Tout le cycle de Marie est dans cette phrase : la poésie du détail saugrenu, l’ironie à la fois ludique et sérieuse des « baguettes » (terme culinaire) qui « composent » (terme musical, esthétique), le jeu d’une mise en abyme comme un clin d’œil, (faussement) anodin. Et la vérité, à venir, sur Marie. Dans Fuir, Jean-Philippe Toussaint analyse des mouvements paradoxaux, ceux de l’âme mais aussi du voyage. Rien de commun entre Pékin et l’île d’Elbe, sinon Marie. Le narrateur est « en permanence dans cet entre-deux provisoire du voyage », « cet état transitoire, extensible et élastique » qui « pourrait être étiré à l’infini », « à la fois arrêté et en mouvement »... aller au fond du connu pour y trouver du nouveau, le cycle même de Marie, en somme, son déséquilibre dynamique.

« Elle était seule dans sa douleur, et j’étais seul dans la mienne. Mon amour pour elle n’avait fait que croître tout au long de ce voyage, et, alors que je croyais que le deuil nous rapprocherait, nous unirait dans la douleur, je me rendais compte qu’il était en train de nous déchirer et de nous éloigner l’un de l’autre et que nos souffrances, au lieu de se neutraliser, s’aiguisaient mutuellement. »

Le troisième volume sonnerait-il la fin du voyage ? son titre pourrait le laisser croire : La Vérité sur Marie, comme une annonciation… Tout sera pourtant dans « l’inimaginable ». Le roman s’ouvre sur une nuit caniculaire à Paris. Le narrateur se rend compte « que nous avions fait l’amour au même moment, Marie et moi, mais pas ensemble ». A la fin de la nuit, ils seront ensemble, feront l’amour. Une nuit de violence, d’orages et de mort. Une nuit comme un peut-être. Comme une histoire jamais terminée, toujours à écrire. Une aimantation.

« Je l’aimais, oui. Il est peut-être très imprécis de dire que je l’aimais, mais rien ne pouvait être plus précis. »

La Vérité sur Marie est le roman le plus sexuel, le plus violent, le plus sauvage du cycle. Un enchantement. Où Toussaint touche l’absolu du roman, ce moment où « je pourrais peut-être atteindre une vérité nouvelle, qui s’inspirerait de ce qui avait été la vie et la transcenderait, sans se soucier de vraisemblance ou de véracité, et ne viserait qu’à la quintessence du réel, sa moelle sensible, vivante et sensuelle, une vérité proche de l’invention, ou jumelle du mensonge, la vérité idéale ». Marie, l’autre nom du roman.
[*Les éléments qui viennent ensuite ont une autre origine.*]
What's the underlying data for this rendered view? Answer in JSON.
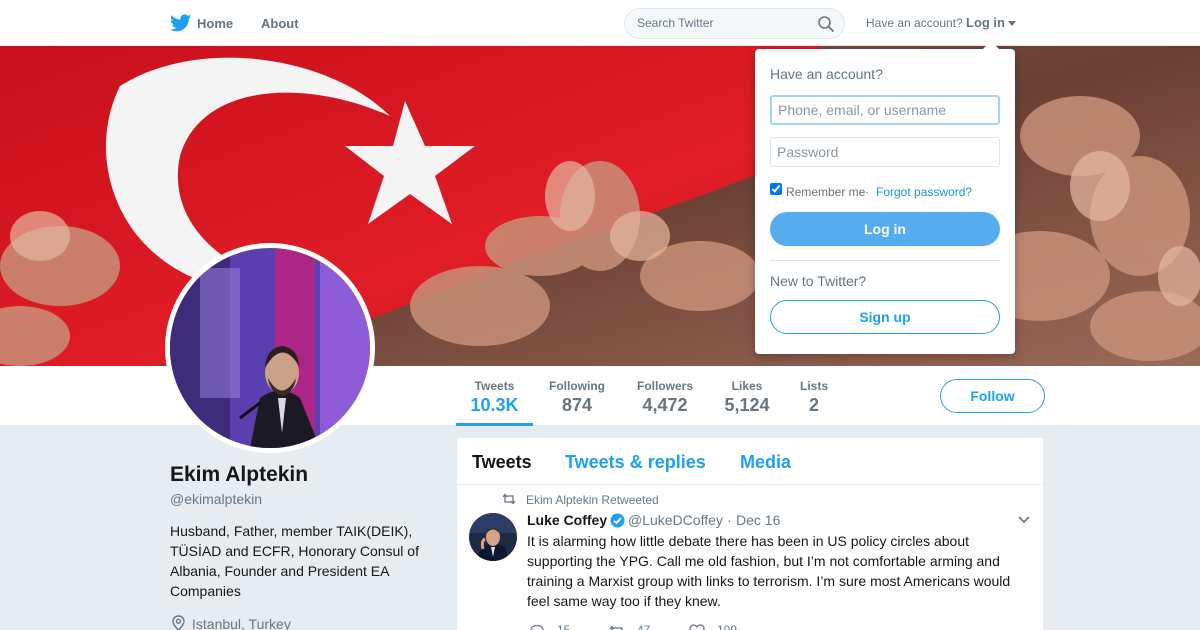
{
  "nav": {
    "home_label": "Home",
    "about_label": "About",
    "search_placeholder": "Search Twitter",
    "have_account": "Have an account?",
    "login_label": "Log in"
  },
  "profile_nav": {
    "stats": [
      {
        "label": "Tweets",
        "value": "10.3K"
      },
      {
        "label": "Following",
        "value": "874"
      },
      {
        "label": "Followers",
        "value": "4,472"
      },
      {
        "label": "Likes",
        "value": "5,124"
      },
      {
        "label": "Lists",
        "value": "2"
      }
    ],
    "follow_label": "Follow"
  },
  "profile": {
    "name": "Ekim Alptekin",
    "handle": "@ekimalptekin",
    "bio": "Husband, Father, member TAIK(DEIK), TÜSİAD and ECFR, Honorary Consul of Albania, Founder and President EA Companies",
    "location": "Istanbul, Turkey"
  },
  "timeline": {
    "tabs": [
      "Tweets",
      "Tweets & replies",
      "Media"
    ],
    "tweet": {
      "retweet_context": "Ekim Alptekin Retweeted",
      "author_name": "Luke Coffey",
      "author_handle": "@LukeDCoffey",
      "separator": "·",
      "date": "Dec 16",
      "text": "It is alarming how little debate there has been in US policy circles about supporting the YPG. Call me old fashion, but I’m not comfortable arming and training a Marxist group with links to terrorism. I’m sure most Americans would feel same way too if they knew.",
      "replies": "15",
      "retweets": "47",
      "likes": "109"
    }
  },
  "login_dropdown": {
    "title": "Have an account?",
    "username_placeholder": "Phone, email, or username",
    "password_placeholder": "Password",
    "remember_label": "Remember me",
    "separator": "·",
    "forgot_label": "Forgot password?",
    "login_button": "Log in",
    "new_prompt": "New to Twitter?",
    "signup_button": "Sign up"
  },
  "colors": {
    "accent": "#1da1f2",
    "login_button": "#55acee",
    "flag_red": "#e30a17"
  }
}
Ces trois textes sont des saisons mentales : Hiver et eau pour Faire l’amour, Eté et « soleil écrasant, lourd et vertical, invisible dans l’omniprésente lumière blanche du ciel » pour Fuir, Printemps-été sous le signe de l’orage et du feu pour La Vérité sur Marie. Et l’on se prend à rêver d’un automne, d’une répétition, d’un retour, d’un Toussaint qui, une fois encore, nous raconterait comment le narrateur et Marie se retrouvent, se séparent, se déchirent. Dans ce paradoxe du « nous nous séparions alors pour toujours » (Faire l’amour), dans la contradiction syntaxique du « alors toujours » qui dit tout de la passion, du roman, de la fiction comme impossible toujours recommencé.

Jean-Philippe Toussaint, Faire l’amour, Minuit, « Double », 160 p., 6 €.

Jean-Philippe Toussaint, Fuir, Minuit, « Double », 185 p., 6 € 80. 

Jean-Philippe Toussaint, La Vérité sur Marie, Minuit, 208 p., 14 € 50. Parution le 17 septembre 2009.